2018 AMC 8

Complete problem set with solutions and individual problem pages

Problem 13 Medium

Laila took five math tests, each worth a maximum of 100 points. Laila's score on each test was an integer between 0 and 100, inclusive. Laila received the same score on the first four tests, and she received a higher score on the last test.
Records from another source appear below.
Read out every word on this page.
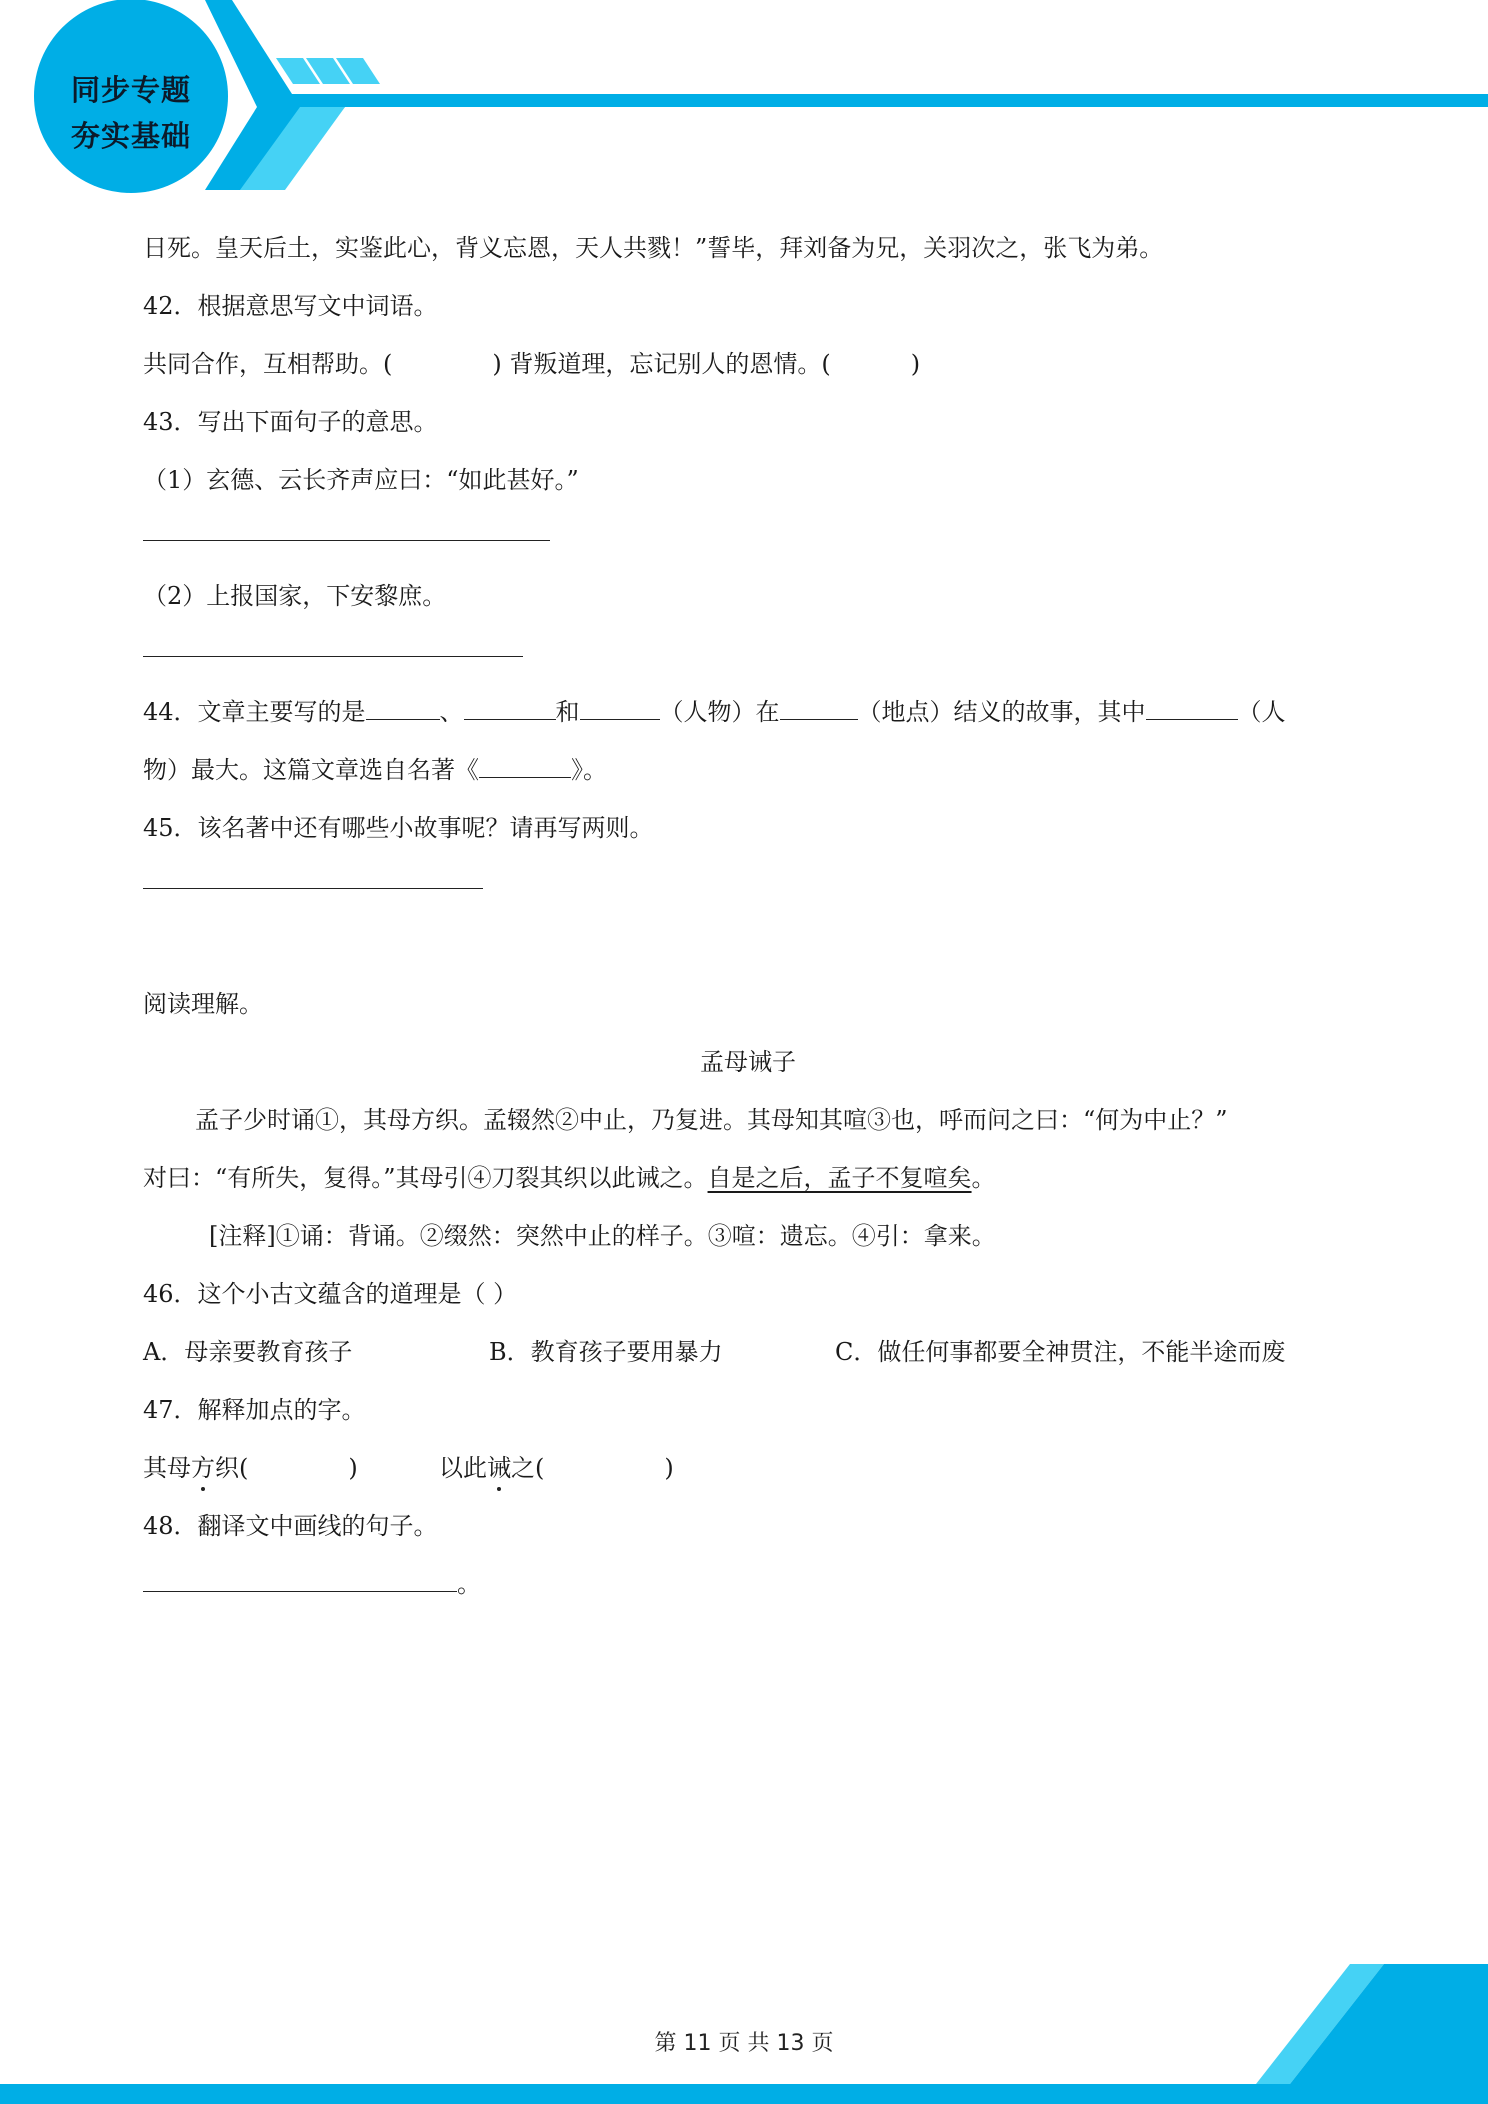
同步专题
夯实基础
日死。皇天后土，实鉴此心，背义忘恩，天人共戮！”誓毕，拜刘备为兄，关羽次之，张飞为弟。
42．根据意思写文中词语。
共同合作，互相帮助。(	) 背叛道理，忘记别人的恩情。(	)
43．写出下面句子的意思。
（1）玄德、云长齐声应曰：“如此甚好。”
（2）上报国家，下安黎庶。
44．文章主要写的是	、	和	（人物）在	（地点）结义的故事，其中	（人
物）最大。这篇文章选自名著《	》。
45．该名著中还有哪些小故事呢？请再写两则。
阅读理解。
孟母诫子
孟子少时诵①，其母方织。孟辍然②中止，乃复进。其母知其喧③也，呼而问之曰：“何为中止？”
对曰：“有所失，复得。”其母引④刀裂其织以此诫之。自是之后，孟子不复喧矣。
[注释]①诵：背诵。②缀然：突然中止的样子。③喧：遗忘。④引：拿来。
46．这个小古文蕴含的道理是（ ）
A．母亲要教育孩子	B．教育孩子要用暴力	C．做任何事都要全神贯注，不能半途而废
47．解释加点的字。
其母方织(	)	以此诫之(	)
48．翻译文中画线的句子。
。
第 11 页 共 13 页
Her average score on the five tests was 82. How many values are possible for Laila's score on the last test?

  • A.

    4

  • B.

    5

  • C.

    9

  • D.

    10

  • E.

    18

Answer:A

Solution 1

Say Laila gets a value of x on her first 4 tests, and a value of y on her last test. Thus, 4x+y=82 \cdot 5=410.

Because x and y are different, x must be less than 82 and y must be greater than 82. When x decreases by 1, y must increase by 4 to keep the total constant.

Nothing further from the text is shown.